Our brains are wired to seek out negativity to notice what’s going wrong or what’s missing. Then we confirm that bias by looking for more things that align with those feelings. But what happens when we’re experiencing joy? Why do we struggle to celebrate ourselves?
Recently, I hit a big goal I didn’t think was possible. I had convinced myself that I wasn’t in the ideal situation for that goal to be met. And when I reached it, I didn’t feel joy. I felt like I was performing the idea of joy. Instead of feeling pleased with my efforts, my mind defaulted to external circumstances and past processes that hadn’t gone well, even though those very processes led me here.
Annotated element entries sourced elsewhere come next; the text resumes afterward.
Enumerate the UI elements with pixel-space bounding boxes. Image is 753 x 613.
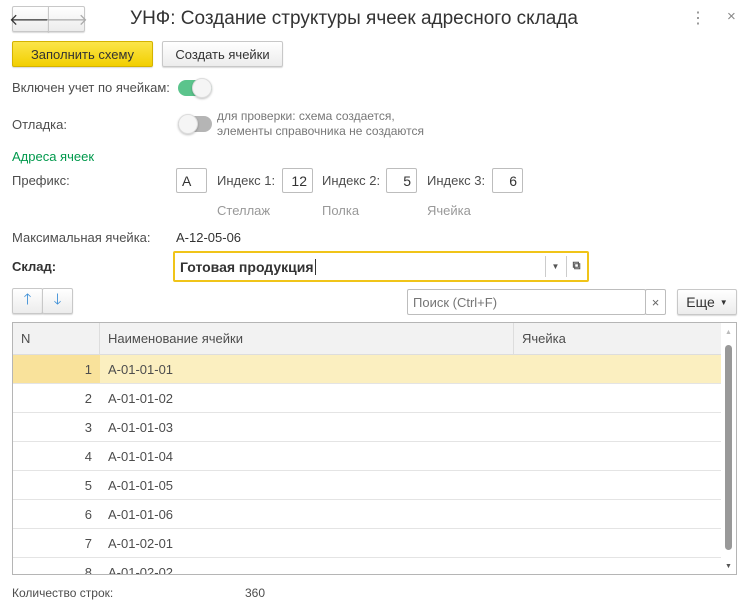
row-n: 4: [84, 449, 92, 464]
row-name: А-01-02-01: [108, 536, 174, 551]
create-cells-button[interactable]: Создать ячейки: [162, 41, 283, 67]
index3-label: Индекс 3:: [427, 173, 486, 188]
table-row[interactable]: 1 А-01-01-01: [13, 355, 722, 384]
cells-enabled-label: Включен учет по ячейкам:: [12, 80, 170, 95]
row-n: 5: [84, 478, 92, 493]
table-row[interactable]: 8 А-01-02-02: [13, 558, 722, 575]
search-input[interactable]: [407, 289, 646, 315]
debug-toggle[interactable]: [178, 114, 212, 134]
forward-button[interactable]: 🡒: [45, 6, 88, 32]
back-button[interactable]: 🡐: [9, 6, 52, 32]
row-count-value: 360: [245, 586, 266, 600]
warehouse-input[interactable]: Готовая продукция ▼ ⧉: [173, 251, 589, 282]
index3-input[interactable]: 6: [492, 168, 523, 193]
row-n: 3: [84, 420, 92, 435]
cells-table: N Наименование ячейки Ячейка 1 А-01-01-01…: [12, 322, 737, 575]
warehouse-label: Склад:: [12, 259, 57, 274]
index1-caption: Стеллаж: [217, 203, 271, 218]
row-name: А-01-01-02: [108, 391, 174, 406]
table-row[interactable]: 3 А-01-01-03: [13, 413, 722, 442]
index2-input[interactable]: 5: [386, 168, 417, 193]
column-header-name[interactable]: Наименование ячейки: [100, 323, 514, 355]
table-row[interactable]: 5 А-01-01-05: [13, 471, 722, 500]
row-n: 8: [84, 565, 92, 575]
row-n: 1: [84, 362, 92, 377]
section-title: Адреса ячеек: [12, 149, 95, 164]
row-n: 7: [84, 536, 92, 551]
close-icon[interactable]: ×: [727, 8, 736, 25]
row-n: 6: [84, 507, 92, 522]
row-name: А-01-01-01: [108, 362, 174, 377]
row-name: А-01-01-06: [108, 507, 174, 522]
index1-input[interactable]: 12: [282, 168, 313, 193]
search-clear-button[interactable]: ×: [645, 289, 666, 315]
table-row[interactable]: 4 А-01-01-04: [13, 442, 722, 471]
dropdown-icon[interactable]: ▼: [545, 256, 565, 277]
more-menu-icon[interactable]: ⋮: [690, 8, 706, 28]
row-count-label: Количество строк:: [12, 586, 114, 600]
column-header-n[interactable]: N: [13, 323, 100, 355]
fill-scheme-button[interactable]: Заполнить схему: [12, 41, 153, 67]
table-row[interactable]: 7 А-01-02-01: [13, 529, 722, 558]
move-up-button[interactable]: 🡑: [12, 288, 43, 314]
prefix-label: Префикс:: [12, 173, 70, 188]
warehouse-value: Готовая продукция: [180, 258, 316, 275]
move-down-button[interactable]: 🡓: [42, 288, 73, 314]
debug-hint-2: элементы справочника не создаются: [217, 124, 424, 138]
table-row[interactable]: 6 А-01-01-06: [13, 500, 722, 529]
row-name: А-01-02-02: [108, 565, 174, 575]
index2-caption: Полка: [322, 203, 360, 218]
prefix-input[interactable]: A: [176, 168, 207, 193]
row-name: А-01-01-05: [108, 478, 174, 493]
window-title: УНФ: Создание структуры ячеек адресного …: [130, 8, 579, 29]
table-row[interactable]: 2 А-01-01-02: [13, 384, 722, 413]
max-cell-label: Максимальная ячейка:: [12, 230, 151, 245]
max-cell-value: А-12-05-06: [176, 230, 242, 245]
row-n: 2: [84, 391, 92, 406]
more-label: Еще: [686, 294, 715, 310]
index1-label: Индекс 1:: [217, 173, 276, 188]
index3-caption: Ячейка: [427, 203, 471, 218]
row-name: А-01-01-04: [108, 449, 174, 464]
debug-label: Отладка:: [12, 117, 67, 132]
open-icon[interactable]: ⧉: [566, 256, 586, 277]
more-button[interactable]: Еще ▼: [677, 289, 737, 315]
column-header-cell[interactable]: Ячейка: [514, 323, 722, 355]
row-name: А-01-01-03: [108, 420, 174, 435]
debug-hint-1: для проверки: схема создается,: [217, 109, 395, 123]
index2-label: Индекс 2:: [322, 173, 381, 188]
cells-enabled-toggle[interactable]: [178, 78, 212, 98]
scrollbar[interactable]: ▲ ▼: [721, 323, 736, 574]
chevron-down-icon: ▼: [719, 297, 728, 307]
I sat with that feeling for 24 hours.
Then, I reminded myself with evidence of how every step, every ounce of time, money, and effort I poured in brought me to this moment. It was only then I finally began to celebrate myself. I had to physically and mentally acknowledge what it took to get here before I could believe I was worthy of celebrating this win. And while this experience is common, it shouldn’t be our normal.
We deserve a relationship with ourselves where we celebrate every milestone big or small. We should trust that our talents and capabilities, regardless of external circumstances, are leading us toward our goals.
I’m a big advocate for writing down the evidence of our goals big or small. These reminders reaffirm where we’re heading. They build confidence. They nurture encouragement. And they show us we already have what it takes.
What if you started today. What if you began to track your small and significant wins, not to prove anything to anyone, but to remind yourself of your own becoming. We forget celebration lives in those quiet acknowledgements.